コンビニを右折して片側一車線の名ばかりの国道に入り、ハイビームを下げた。ガソリンスタンド、数軒の民家を過ぎると田植えを終えたばかりの田んぼが続く。街灯はない。左にカーブして右カーブの立ち上がり、正面の闇に何かが浮かび上がった。ヘッドライトで照らされたのは、うずくまる老婆だった。

白い服に白い髪。車道と田んぼの1メートルほどしかない狭い隙間に腕の力だけで上体を立て、見えないはずの私をじっと見ている。凍りつくように不気味な、現実離れした光景だった。

ブレーキを踏んで減速し、ゆっくりと確認しながらハンドルを右に切った。確かに生きた老婆である。私はそのまま国道を走り、混乱した頭を整理した。徘徊ではないだろうか。すでに車と衝突して足を怪我しているのかもしれない。だとすると、ひき逃げか。

500メートル以上走ってから、私はUターンした。後悔すると思った。消防団員だった頃に行方不明のおばあさんを捜索したが、見つかった時には息絶えていた。

来た道を戻ると、おばあさんは四つん這いで固まっていた。ハザードを焚いて停車し、ドアを開けると蛙のざわめきを聞いた。「立てないんです」。おばあさんは四つ足のまま、私を見てそう言った。

ときおり、大型トラックが通過した。おばあさんを座らせて事情を訊くが、要領を得ない。「あれは息子の車です」と言って「おい!」と大声で息子を呼ぶが、それは私の車だった。「警察に電話してもいいですか?」「どうぞ、お願いします」。

110番するとすぐに繋がった。「何歳ぐらいですか」と訊かれたのでおばあさんに訊くと、50と答えた。私は少し離れて「90歳ぐらいです。認知症ですね」と警察に伝えた。位置がわかる何かが周りにないかと訊かれたが、田んぼの真ん中には何もない。電柱はないかと訊かれたが、ない。探してくれと言われたので、おばあさんを残して人家の方へ200メートルほど歩くと電柱があり、指示通りにプレートの番号を読んだ。

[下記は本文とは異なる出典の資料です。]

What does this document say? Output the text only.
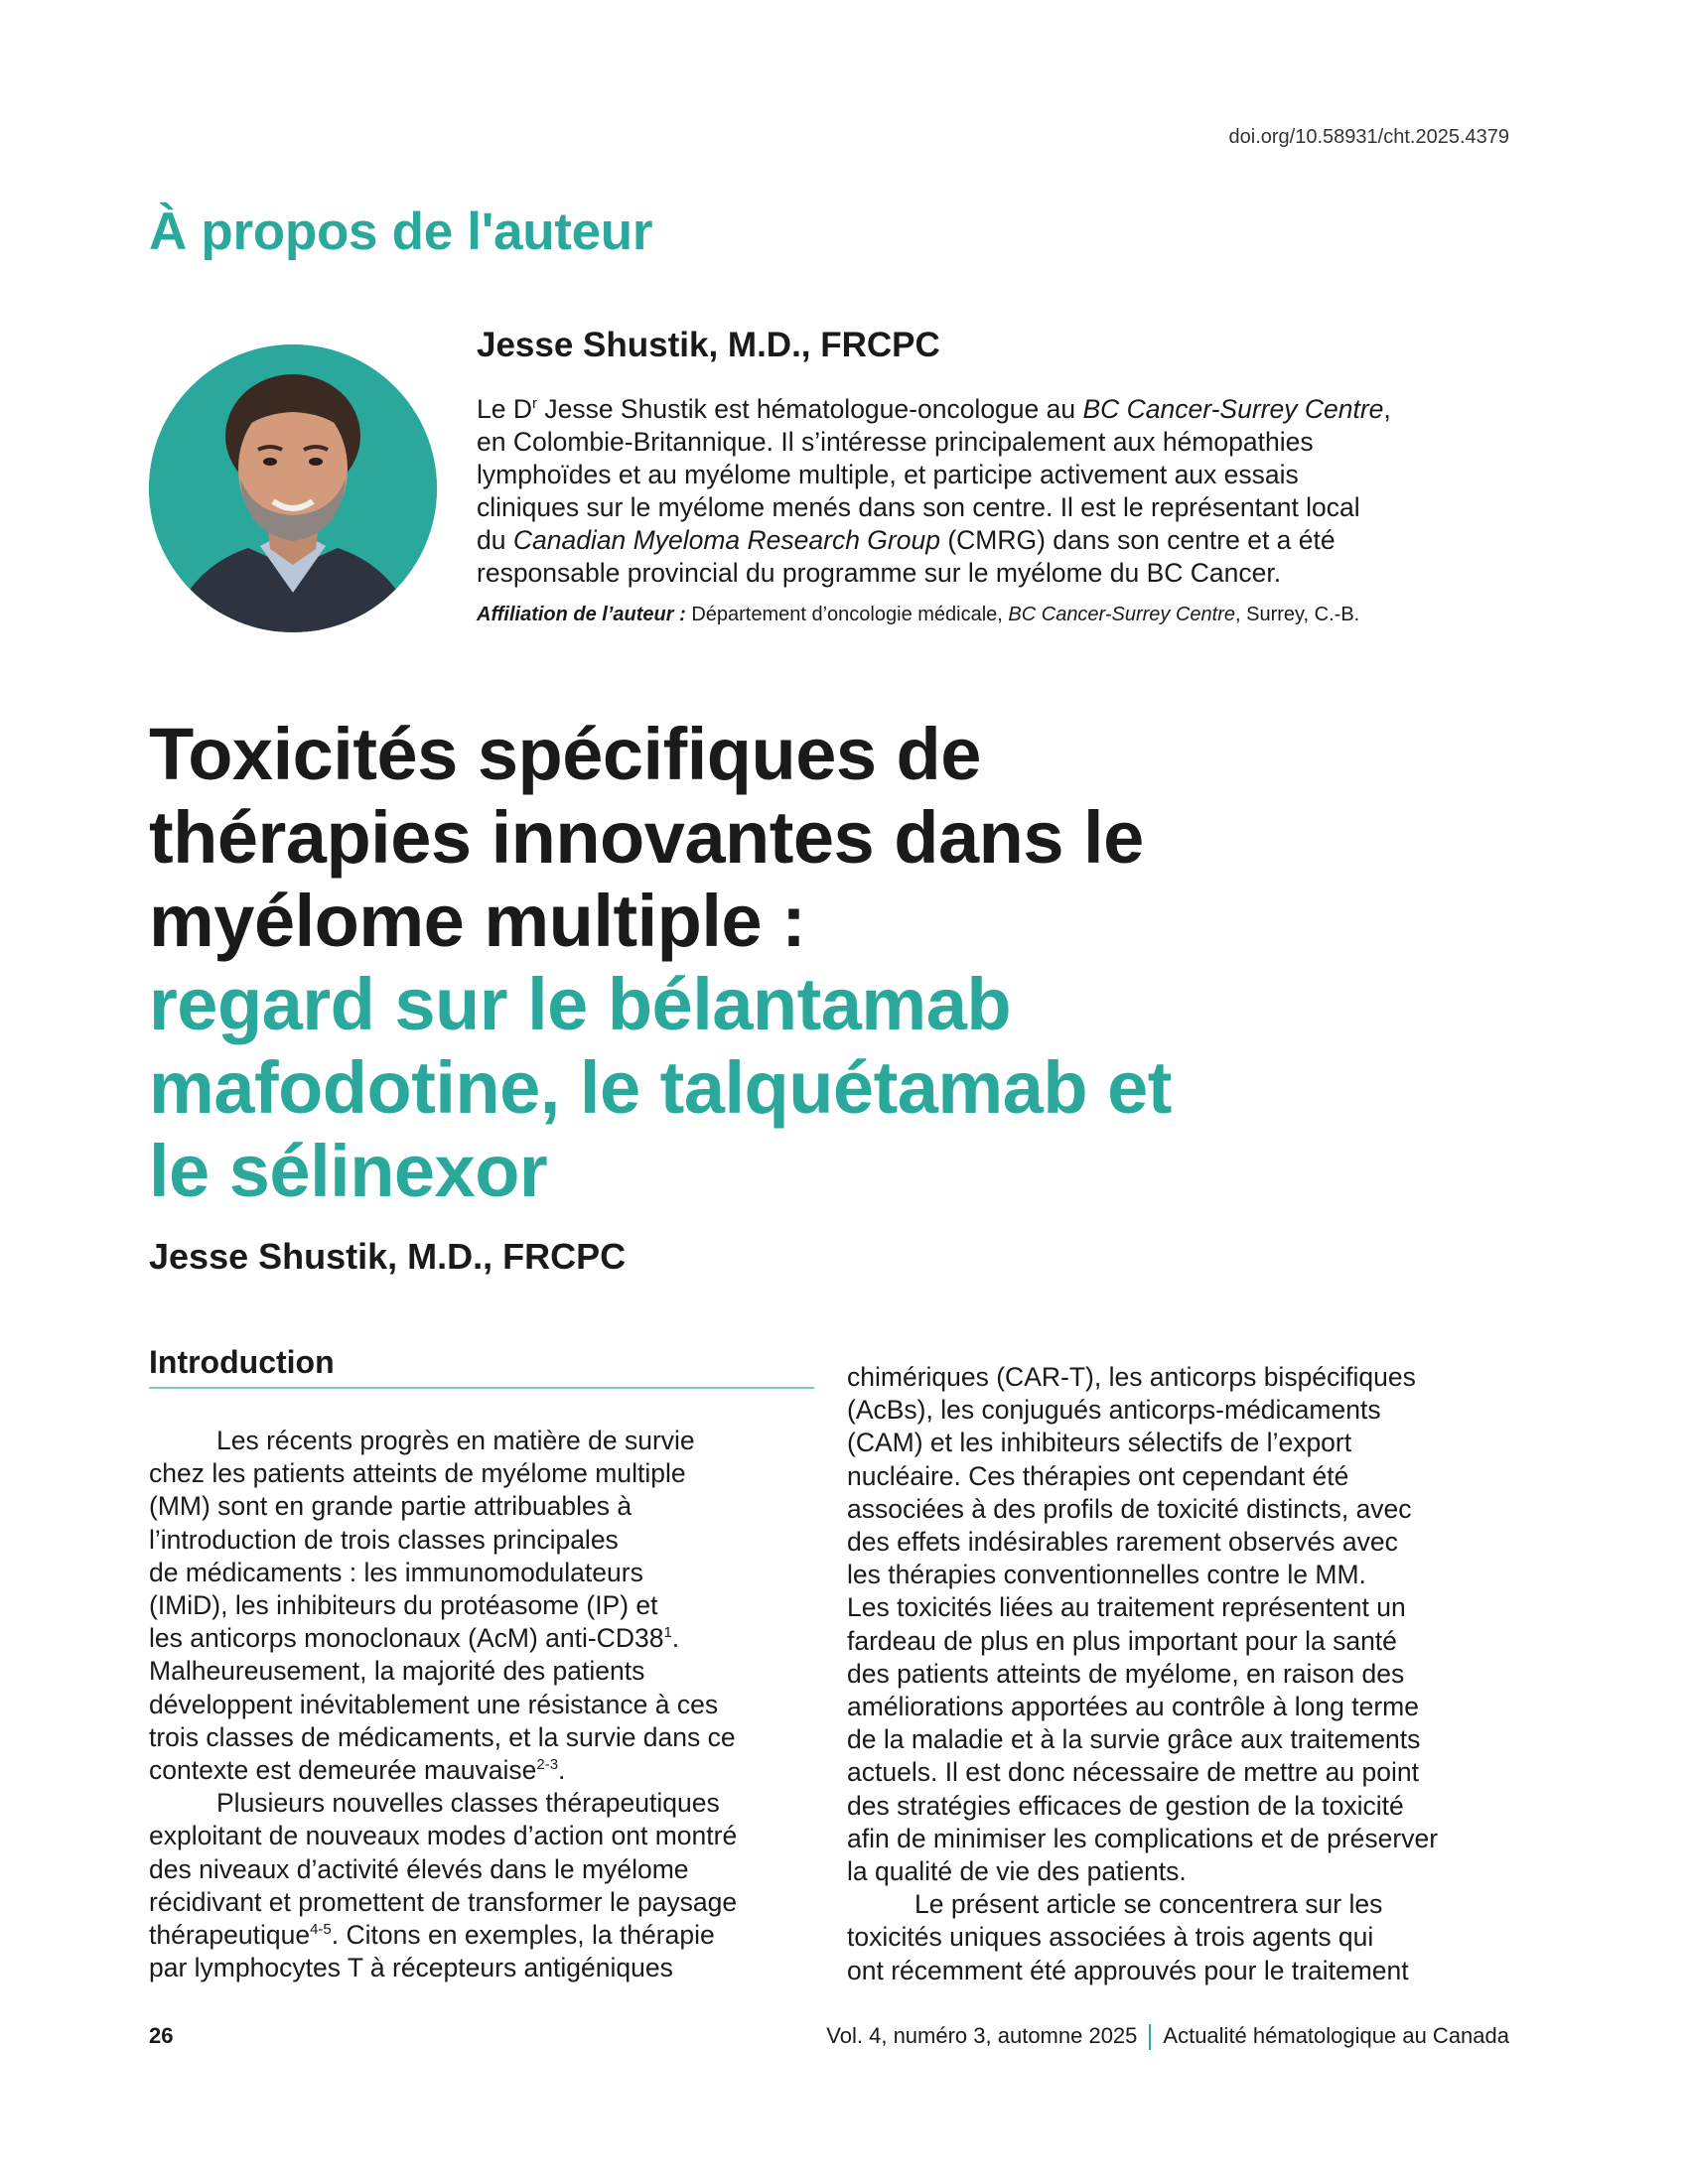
doi.org/10.58931/cht.2025.4379
À propos de l'auteur
Jesse Shustik, M.D., FRCPC
Le $D^r$ Jesse Shustik est hématologue-oncologue au BC Cancer-Surrey Centre,
en Colombie-Britannique. Il s’intéresse principalement aux hémopathies
lymphoïdes et au myélome multiple, et participe activement aux essais
cliniques sur le myélome menés dans son centre. Il est le représentant local
du Canadian Myeloma Research Group (CMRG) dans son centre et a été
responsable provincial du programme sur le myélome du BC Cancer.
Affiliation de l’auteur : Département d’oncologie médicale, BC Cancer-Surrey Centre, Surrey, C.-B.
Toxicités spécifiques de
thérapies innovantes dans le
myélome multiple :
regard sur le bélantamab
mafodotine, le talquétamab et
le sélinexor

Jesse Shustik, M.D., FRCPC

Introduction
Les récents progrès en matière de survie
chez les patients atteints de myélome multiple
(MM) sont en grande partie attribuables à
l’introduction de trois classes principales
de médicaments : les immunomodulateurs
(IMiD), les inhibiteurs du protéasome (IP) et
les anticorps monoclonaux (AcM) anti-$CD38^1$.
Malheureusement, la majorité des patients
développent inévitablement une résistance à ces
trois classes de médicaments, et la survie dans ce
contexte est demeurée mauvaise$^{2-3}$.
Plusieurs nouvelles classes thérapeutiques
exploitant de nouveaux modes d’action ont montré
des niveaux d’activité élevés dans le myélome
récidivant et promettent de transformer le paysage
thérapeutique$^{4-5}$. Citons en exemples, la thérapie
par lymphocytes T à récepteurs antigéniques
chimériques (CAR-T), les anticorps bispécifiques
(AcBs), les conjugués anticorps-médicaments
(CAM) et les inhibiteurs sélectifs de l’export
nucléaire. Ces thérapies ont cependant été
associées à des profils de toxicité distincts, avec
des effets indésirables rarement observés avec
les thérapies conventionnelles contre le MM.
Les toxicités liées au traitement représentent un
fardeau de plus en plus important pour la santé
des patients atteints de myélome, en raison des
améliorations apportées au contrôle à long terme
de la maladie et à la survie grâce aux traitements
actuels. Il est donc nécessaire de mettre au point
des stratégies efficaces de gestion de la toxicité
afin de minimiser les complications et de préserver
la qualité de vie des patients.
Le présent article se concentrera sur les
toxicités uniques associées à trois agents qui
ont récemment été approuvés pour le traitement
26	Vol. 4, numéro 3, automne 2025 Actualité hématologique au Canada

電話を切って戻ると車が2台停まっていて、おばあさんを保護してくれていた。1台は急ぎだと言って走り去り、1台は私に付き合ってくれた。夜勤の帰りだという。おばあさんは自分と息子の名前をはっきりと答えた。家はどこかわからない。怪我はしていなかったが裸足だった。田んぼに落ちたという。

不思議なことに、おばあさんは気が動転するでもなく痛がる様子もなく、とても落ち着いていて、会話を楽しんでいるようにさえ見え、私よりも健康的だった。ヘッドライトに浮かび上がった時の姿は、アンドリュー・ワイエス『クリスティーナの世界』の女性を正面から見たようだった。

ワイエスが『クリスティーナの世界』を描いたのは1948年だった。終戦から3年後のアメリカ。足が不自由なクリスティーナが丘の上に立つ我が家に腕の力だけで向おうとしている。

遠くからパトカーのサイレンが近づき、田んぼ一面に響きわたった。ふたりの警察官が出てきて、まずは保護者である私たちふたりに名前と生年月日、住所、電話番号に続いて、発見時の状況を訊いた。「一度通り過ぎて、戻ってきたら四つん這いでした」と言うと、ひとりの若い警察官が二度しゃくるような声を出し、私には嗤ったように聴こえた。

「あとは引き継ぎます。ありがとうございました」。そう言われて私は、車をゆっくりと動かして農道で切り返し、行くはずだったファミレスの方に走り出た。店に入ると、本を読みながらドリアを食べた。

今でも、運転中にあのカーブを時々過ぎ行く。稲は草原のように青々と伸び、夏の風に揺れている。おばあさんは、彼女だけの目的地へ行こうとしていたのだろう。遠いいつかのように。